For a more extended discussion, see Pauline Kael's book Kiss Kiss Bang Bang.

Rumba

US (1935): Drama
77 min, No rating, Black & White

Paramount, having succeeded at the box office with the pseudo-primitive sexuality of BOLERO, pushed its luck the next year in this attempt at a follow-up. George Raft and Carole Lombard carry on some wriggling activity that is meant to be dancing. The film is beyond disaster. With Lynne Overman, Margo, Iris Adrian, Gail Patrick, Monroe Owsley, and Samuel S. Hinds. Directed, in a spirit of hopelessness, by Marion Gering.

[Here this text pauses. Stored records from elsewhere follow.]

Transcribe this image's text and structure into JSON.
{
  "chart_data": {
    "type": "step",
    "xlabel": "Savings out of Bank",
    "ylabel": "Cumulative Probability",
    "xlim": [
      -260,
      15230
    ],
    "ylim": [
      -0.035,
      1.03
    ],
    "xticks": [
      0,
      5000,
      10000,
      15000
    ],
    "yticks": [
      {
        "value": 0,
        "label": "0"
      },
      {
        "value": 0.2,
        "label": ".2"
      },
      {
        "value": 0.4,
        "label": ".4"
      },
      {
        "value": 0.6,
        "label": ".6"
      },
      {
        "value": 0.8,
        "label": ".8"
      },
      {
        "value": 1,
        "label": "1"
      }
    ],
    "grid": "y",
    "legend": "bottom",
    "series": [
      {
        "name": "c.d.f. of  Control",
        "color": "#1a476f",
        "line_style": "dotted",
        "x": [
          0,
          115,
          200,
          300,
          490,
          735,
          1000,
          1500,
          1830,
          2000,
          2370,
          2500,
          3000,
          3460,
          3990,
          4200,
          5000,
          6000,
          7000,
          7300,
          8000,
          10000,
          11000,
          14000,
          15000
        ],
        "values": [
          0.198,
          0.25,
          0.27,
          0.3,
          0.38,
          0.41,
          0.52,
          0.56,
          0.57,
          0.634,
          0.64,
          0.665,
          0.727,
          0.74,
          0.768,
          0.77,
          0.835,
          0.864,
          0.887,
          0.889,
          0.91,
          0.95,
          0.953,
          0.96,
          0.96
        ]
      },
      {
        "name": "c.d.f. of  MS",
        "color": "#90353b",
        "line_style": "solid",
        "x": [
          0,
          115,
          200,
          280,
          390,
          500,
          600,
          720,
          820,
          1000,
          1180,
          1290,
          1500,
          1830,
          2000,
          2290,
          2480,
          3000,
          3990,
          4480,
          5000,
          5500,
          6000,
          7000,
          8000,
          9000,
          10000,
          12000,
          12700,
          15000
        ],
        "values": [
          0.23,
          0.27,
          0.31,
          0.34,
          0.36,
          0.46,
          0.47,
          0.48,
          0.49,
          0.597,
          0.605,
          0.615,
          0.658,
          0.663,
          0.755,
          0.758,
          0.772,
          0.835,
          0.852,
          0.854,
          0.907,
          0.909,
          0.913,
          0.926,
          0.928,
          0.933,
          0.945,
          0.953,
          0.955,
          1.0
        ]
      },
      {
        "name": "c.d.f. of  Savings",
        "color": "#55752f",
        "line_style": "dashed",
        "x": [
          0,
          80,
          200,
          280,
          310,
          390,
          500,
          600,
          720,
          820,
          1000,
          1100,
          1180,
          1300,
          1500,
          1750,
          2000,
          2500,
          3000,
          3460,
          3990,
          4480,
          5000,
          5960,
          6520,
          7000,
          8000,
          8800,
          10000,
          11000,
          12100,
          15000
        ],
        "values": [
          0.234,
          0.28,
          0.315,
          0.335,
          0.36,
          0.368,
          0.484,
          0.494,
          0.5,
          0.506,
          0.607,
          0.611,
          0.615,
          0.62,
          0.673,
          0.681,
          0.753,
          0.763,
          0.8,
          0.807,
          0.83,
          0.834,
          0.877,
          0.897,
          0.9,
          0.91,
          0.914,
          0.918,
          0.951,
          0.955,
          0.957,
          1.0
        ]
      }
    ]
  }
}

The Russians Are Coming! The Russians Are Coming!

US (1966): Comedy
126 min, No rating, Color, Available on videocassette and laserdisc

Alan Arkin as a Russian sailor, and Carl Reiner as a vacationing New York writer, in a comedy about a Russian submarine going aground on an island just off Cape Cod. Norman Jewison directed this too warmly rambunctious entertainment, which was actually shot in Northern California. With Doro Merande hanging on a wall (the best gag in the movie), Brian Keith, Jonathan Winters, Eva Marie Saint, Ben Blue, John Phillip Law, Paul Ford, Theodore Bikel, and Tessie O'Shea. The script, by William Rose, is based on Nathaniel Benchley's novel The Off-Islanders. United Artists.

Ruthless People

US (1986): Comedy
93 min, Rated R, Color, Available on videocassette and laserdisc

A lot of normally bright people seem to like getting dumbed-out when they go to movies in the summer, and that may explain the whooping-it-up hot-weather audience for this cheesy low farce, with Danny De Vito as a thieving millionaire who wants to kill his heiress wife (Bette Midler) and is overjoyed when she's kidnapped. With Judge Reinhold and Helen Slater (who has good eyes for rolling) as the warmhearted kidnappers; Anita Morris as the husband's mistress (she looks as if she could do considerably better); Bill Pullman as the mistress's ninny of a lover; and William G. Schilling as the police commissioner. Directed by the AIRPLANE! threesome--Jim Abrahams, David Zucker, and Jerry Zucker--from a script, by Dale Launer, that provides a semblance of clever construction, though you see each complication being set in place. (The plot is a reworking of an O. Henry story that has served many other screenwriters, as in the 1958 TOO MANY CROOKS and the 1967 THE HAPPENING.) Touchstone (Disney).

Ryan's Daughter

UK (1970): Romance/Drama
176 min, Rated PG, Color, Available on videocassette and laserdisc

Gush made respectable by millions of dollars tastefully wasted. Sarah Miles marries Robert Mitchum but experiences rapture with Christopher Jones. Directed by David Lean, on a cosmic scale, from Robert Bolt's script. With John Mills, Trevor Howard, and Leo McKern. Cinematography by Freddie Young; music by Maurice Jarre. MGM.
For a more extended discussion, see Pauline Kael's book Deeper into Movies.